“Sampai kapan Bang Emran mabuk-mabukan? Gendhis kangen sama Bang Emran yang dulu.” Doanya di dengar Tuhan namun kenapa dia sekarang malah menyesal. Gendhis tak suka melihat Emran hancur.
“Kita doakan semoga Emran segera sadar.”Munah menghembuskan nafas sembari memasang kerudung. “Orang patah hati biasanya memang begitu.”
“Tapi sampai kapan? Ini sudah sebulan Bu. Bang Emran masih mabuk, pulang ke rumah sempoyongan bahkan kadang tidur di halaman.” Itu membuat Gendhis resah, karena banyak orang yang mati karena alkohol.

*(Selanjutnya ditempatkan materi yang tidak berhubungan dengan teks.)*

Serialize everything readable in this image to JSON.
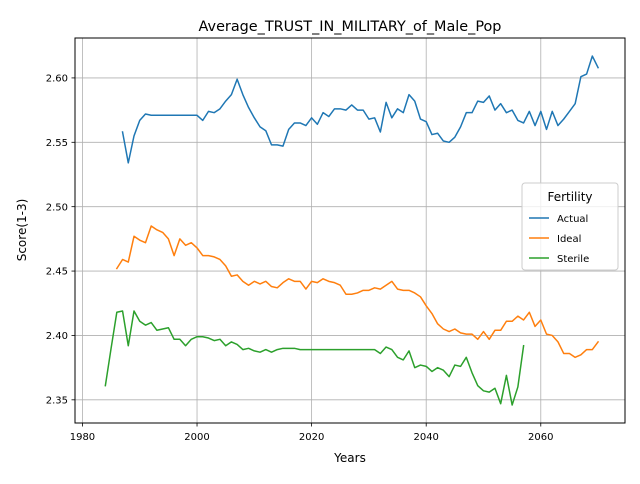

Munah menggedikkan bahu, karena ia sendiri tak tahu bagaimana menyembuhkan sakit hati Emran. “Sudah masalah Emran kamu gak perlu ikut campur. Itu ada oseng kacang sama tempe bacem, kamu kasih Emran buat makan malam. Ibu nanti nginep di tempat Ibu Hartati, suruh jaga rumahnya. Jadi jangan nungguin Ibu pulang.” Gendhis mengangguk paham lalu mengambil sandal untuk mengantar ibunya ke depan.
***
Gendhis mengucek mata lalu melihat jam dinding. Sudah pukul sepuluh malam. Ia ketiduran di atas meja karena terlalu rajin belajar. Sekeras apa pun usahanya, angka nilai ulangannya tak lebih dari tujuh. Gendhis sadar diri jika otaknya tidak pintar. Belajar belum sampai sejam, kepalanya sudah berat dan minta di istirahatkan.
Sepertinya ia juga melupakan sesuatu. Oh iya makan malam untuk Emran belum di antarkan. Semoga saja pria itu belum pulang. Gendhis bergegas ke ruang makan menata piring lalu mengantarkannya lewat pintu belakang.
Pintu Belakang rumah Emran jarang di kunci. Sekali putar, pintu itu terbuka. Gendhis akan meletakkan makanan ini di meja dapur lalu pergi namun niatnya terhenti ketika mendengar tawa cekikikan perempuan dan laki-laki. Apakah Emran menyewakan rumahnya ini? Dengan mengumpulkan tekad, Gendhis berjalan mengendap-ngendap ke ruang tamu. Ternyata Emran sedang duduk di sofa sembari memangku perempuan. Di meja terdapat beberapa botol minuman dan ada seorang perempuan lagi yang mengelus kaki Emran.